Broccoli, broccoletti, rapini, friarielli, turnip tops, turnip greens. Are they just different ways to say the same thing? Let's take a look at each one properly. Friarielli (or broccoli rabe) are simply the most developed part of the turnip green plant, in short it just depends on where in Italy you are. In Rome, for example, the newly developed flowers of turnip tops are called broccoletti (not to be confused, for the name, with broccoli, derived from broccoli cabbage) in Naples friarielli, in Apulia turnip tops and in Tuscany rapini. Often when we talk about friarielli however we only eat the leaves, when we talk about broccoli, we eat the largest "flower" between the leaves. So now you understand the truth about the difference between broccoli and friarielli, here are a couple of simple traditional recipes filled with goodness to cook the best way.
Orecchiette with turnip tops
Orecchiette with turnip tops is a typical dish of Apulian cuisine, which we’re sure you already know. Here's how to make it: clean the turnip tops, removing the outer leaves and keeping only the sprout and the more tender inner leaves. To facilitate cooking, make a deep cross - cut on the hardest part of the stem. Dip the turnip tops (2 kg) in plenty of boiling salted water for 4-5 minutes, if using fresh orecchiette (about 6 minutes of cooking, 400 g for 4 people). Add the pasta. Cut the onion into very thin slices. Pour the oil into a saucepan, add the onions, fry until it’s golden brown. Be careful not to burn them. Remove from heat and slowly add three whole anchovy fillets.
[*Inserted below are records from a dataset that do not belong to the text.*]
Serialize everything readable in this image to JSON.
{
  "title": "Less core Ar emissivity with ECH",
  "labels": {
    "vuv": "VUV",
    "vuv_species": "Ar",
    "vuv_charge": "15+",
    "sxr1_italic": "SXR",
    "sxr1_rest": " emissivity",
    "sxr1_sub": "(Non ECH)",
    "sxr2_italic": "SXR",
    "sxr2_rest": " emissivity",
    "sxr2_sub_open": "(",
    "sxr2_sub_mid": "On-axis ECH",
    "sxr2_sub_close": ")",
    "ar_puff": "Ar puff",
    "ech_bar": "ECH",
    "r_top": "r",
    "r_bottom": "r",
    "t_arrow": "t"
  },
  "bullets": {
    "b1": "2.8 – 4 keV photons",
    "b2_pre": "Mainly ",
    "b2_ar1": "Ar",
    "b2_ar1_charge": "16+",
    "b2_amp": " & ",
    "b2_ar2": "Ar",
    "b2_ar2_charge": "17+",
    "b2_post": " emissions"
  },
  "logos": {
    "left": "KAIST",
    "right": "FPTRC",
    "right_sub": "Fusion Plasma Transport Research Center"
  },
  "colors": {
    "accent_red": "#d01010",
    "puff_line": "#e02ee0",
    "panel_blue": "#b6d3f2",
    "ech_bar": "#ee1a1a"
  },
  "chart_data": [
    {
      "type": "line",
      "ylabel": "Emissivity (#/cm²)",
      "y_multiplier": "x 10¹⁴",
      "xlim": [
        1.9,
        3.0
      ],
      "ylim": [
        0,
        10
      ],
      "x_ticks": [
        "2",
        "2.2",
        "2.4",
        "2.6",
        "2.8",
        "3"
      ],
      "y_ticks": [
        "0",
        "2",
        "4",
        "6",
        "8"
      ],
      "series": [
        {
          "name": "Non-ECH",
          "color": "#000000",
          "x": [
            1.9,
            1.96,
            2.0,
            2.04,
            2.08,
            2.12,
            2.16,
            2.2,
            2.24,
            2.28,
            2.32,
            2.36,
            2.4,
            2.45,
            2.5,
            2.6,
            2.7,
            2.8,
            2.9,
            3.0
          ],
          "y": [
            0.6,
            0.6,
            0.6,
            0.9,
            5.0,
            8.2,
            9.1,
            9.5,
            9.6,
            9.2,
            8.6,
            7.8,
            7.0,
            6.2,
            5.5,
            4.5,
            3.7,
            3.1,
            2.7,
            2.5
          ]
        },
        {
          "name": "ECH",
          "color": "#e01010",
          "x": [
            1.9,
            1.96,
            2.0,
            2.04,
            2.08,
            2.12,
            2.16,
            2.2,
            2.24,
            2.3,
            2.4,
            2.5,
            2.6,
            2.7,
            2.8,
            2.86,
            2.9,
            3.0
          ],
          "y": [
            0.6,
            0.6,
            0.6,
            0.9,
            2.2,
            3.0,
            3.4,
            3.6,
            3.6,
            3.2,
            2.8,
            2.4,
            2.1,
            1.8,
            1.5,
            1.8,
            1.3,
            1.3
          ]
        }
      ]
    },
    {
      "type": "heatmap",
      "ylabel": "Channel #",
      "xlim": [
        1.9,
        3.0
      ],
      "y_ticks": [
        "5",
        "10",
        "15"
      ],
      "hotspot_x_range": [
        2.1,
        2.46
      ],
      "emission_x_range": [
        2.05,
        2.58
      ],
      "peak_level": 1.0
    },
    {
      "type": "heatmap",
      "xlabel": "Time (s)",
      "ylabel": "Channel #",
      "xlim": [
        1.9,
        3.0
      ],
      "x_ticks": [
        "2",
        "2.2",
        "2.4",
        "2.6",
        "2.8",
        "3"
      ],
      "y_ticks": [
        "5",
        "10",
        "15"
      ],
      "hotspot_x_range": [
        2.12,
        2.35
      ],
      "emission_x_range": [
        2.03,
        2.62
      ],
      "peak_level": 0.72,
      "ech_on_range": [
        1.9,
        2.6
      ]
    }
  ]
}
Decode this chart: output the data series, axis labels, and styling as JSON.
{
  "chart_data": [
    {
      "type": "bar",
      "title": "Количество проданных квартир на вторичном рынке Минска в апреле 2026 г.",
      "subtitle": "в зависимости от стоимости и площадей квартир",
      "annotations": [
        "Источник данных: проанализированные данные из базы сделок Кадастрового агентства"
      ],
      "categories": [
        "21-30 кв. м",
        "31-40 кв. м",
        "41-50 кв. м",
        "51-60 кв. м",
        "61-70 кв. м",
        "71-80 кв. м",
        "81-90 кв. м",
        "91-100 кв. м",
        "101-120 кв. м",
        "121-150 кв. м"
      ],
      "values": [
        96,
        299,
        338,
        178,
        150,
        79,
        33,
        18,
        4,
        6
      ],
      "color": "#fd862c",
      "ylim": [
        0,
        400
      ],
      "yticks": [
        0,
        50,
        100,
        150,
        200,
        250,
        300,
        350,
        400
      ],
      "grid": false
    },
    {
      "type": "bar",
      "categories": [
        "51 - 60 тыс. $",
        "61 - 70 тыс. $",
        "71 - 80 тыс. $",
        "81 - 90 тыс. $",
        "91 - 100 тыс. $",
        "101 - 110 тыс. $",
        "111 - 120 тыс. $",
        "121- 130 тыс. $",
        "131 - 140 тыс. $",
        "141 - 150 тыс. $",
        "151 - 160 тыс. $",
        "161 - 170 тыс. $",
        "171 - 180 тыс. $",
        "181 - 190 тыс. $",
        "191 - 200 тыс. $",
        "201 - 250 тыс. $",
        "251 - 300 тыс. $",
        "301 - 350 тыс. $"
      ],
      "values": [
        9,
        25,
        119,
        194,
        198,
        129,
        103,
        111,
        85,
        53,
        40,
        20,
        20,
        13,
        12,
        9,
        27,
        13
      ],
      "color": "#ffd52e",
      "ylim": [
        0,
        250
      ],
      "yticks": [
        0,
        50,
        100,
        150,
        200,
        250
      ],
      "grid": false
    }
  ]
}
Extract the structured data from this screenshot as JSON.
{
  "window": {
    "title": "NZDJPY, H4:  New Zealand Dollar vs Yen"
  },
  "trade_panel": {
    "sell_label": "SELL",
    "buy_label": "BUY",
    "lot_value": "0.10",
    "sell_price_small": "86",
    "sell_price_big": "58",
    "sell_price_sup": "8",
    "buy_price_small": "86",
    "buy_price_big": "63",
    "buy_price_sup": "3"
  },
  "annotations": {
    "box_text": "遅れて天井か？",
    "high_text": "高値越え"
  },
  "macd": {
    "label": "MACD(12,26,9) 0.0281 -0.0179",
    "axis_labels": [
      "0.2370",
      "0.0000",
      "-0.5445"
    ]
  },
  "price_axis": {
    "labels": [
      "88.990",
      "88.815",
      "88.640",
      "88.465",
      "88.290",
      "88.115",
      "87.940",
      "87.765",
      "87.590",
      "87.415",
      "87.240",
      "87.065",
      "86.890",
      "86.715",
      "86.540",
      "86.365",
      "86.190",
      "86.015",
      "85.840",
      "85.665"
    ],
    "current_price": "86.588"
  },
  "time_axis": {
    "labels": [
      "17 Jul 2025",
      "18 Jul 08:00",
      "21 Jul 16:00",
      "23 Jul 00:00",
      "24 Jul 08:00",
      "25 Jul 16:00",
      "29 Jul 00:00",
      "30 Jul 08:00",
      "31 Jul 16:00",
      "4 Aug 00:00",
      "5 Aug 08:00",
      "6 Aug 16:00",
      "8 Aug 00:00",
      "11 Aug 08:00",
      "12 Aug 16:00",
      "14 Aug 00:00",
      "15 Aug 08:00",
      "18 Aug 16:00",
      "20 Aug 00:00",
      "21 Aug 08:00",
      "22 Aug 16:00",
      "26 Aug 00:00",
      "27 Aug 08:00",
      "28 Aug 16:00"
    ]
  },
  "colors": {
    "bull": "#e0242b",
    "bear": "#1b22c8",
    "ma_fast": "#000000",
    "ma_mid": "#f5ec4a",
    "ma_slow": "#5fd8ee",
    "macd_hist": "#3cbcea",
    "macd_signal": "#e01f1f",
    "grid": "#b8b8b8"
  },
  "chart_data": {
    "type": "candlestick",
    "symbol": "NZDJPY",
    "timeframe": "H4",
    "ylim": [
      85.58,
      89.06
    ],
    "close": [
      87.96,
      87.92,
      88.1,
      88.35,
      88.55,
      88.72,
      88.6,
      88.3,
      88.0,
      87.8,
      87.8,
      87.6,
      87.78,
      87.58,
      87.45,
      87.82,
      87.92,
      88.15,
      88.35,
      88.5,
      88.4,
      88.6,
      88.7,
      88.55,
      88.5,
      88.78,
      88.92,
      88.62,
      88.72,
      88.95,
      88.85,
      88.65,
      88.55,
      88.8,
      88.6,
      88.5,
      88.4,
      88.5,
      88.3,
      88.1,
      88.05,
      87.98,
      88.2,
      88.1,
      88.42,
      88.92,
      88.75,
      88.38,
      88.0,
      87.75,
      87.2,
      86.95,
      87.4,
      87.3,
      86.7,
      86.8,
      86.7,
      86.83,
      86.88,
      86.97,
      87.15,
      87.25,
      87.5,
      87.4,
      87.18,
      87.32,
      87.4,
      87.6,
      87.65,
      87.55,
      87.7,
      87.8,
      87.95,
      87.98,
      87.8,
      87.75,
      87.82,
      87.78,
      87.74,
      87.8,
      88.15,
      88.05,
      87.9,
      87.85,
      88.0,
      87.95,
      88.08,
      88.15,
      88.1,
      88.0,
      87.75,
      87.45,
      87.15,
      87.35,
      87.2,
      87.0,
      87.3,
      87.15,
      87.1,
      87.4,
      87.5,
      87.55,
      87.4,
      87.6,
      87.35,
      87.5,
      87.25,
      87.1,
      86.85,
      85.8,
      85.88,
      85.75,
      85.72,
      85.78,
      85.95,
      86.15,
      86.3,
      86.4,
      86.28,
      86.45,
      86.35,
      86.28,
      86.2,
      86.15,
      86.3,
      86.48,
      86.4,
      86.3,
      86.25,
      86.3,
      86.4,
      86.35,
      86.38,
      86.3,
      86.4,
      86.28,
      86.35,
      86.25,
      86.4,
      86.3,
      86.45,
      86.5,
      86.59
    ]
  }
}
When the orecchiette are cooked, drain them. Put the orecchiette with the turnip tops back into the cooking pot, still hot. Add the oil. Mix all the ingredients together. Let it rest as slightly warm is even better.

Turnip greens and sausages
The first step is the same: clean the turnip tops by removing the hardest leaves and stems. Fry the oil, garlic, and chili pepper in a frying pan until the garlic is golden brown. Add the turnip tops without drip drying them too much. Cook the turnip tops covered over a low heat, turning them from time to time. Add salt halfway through cooking. When the turnip tops have withered, remove the lid, and continue cooking leaving them a little "al dente" because afterwards they will finish cooking together with the sausages. Brown the sausages separately in a pan with a drizzle of oil. Cover the sausages with a lid and cook them. During cooking, prick them with a fork so that the fat comes out. Now add the sausages to the turnip tops together with the sauce. Mix the ingredients together and if necessary, add salt, and a little lemon. Finish cooking together so that the turnip tops and sausages get a good even flavor and this time serve the dish still hot, maybe adding some pecorino cheese.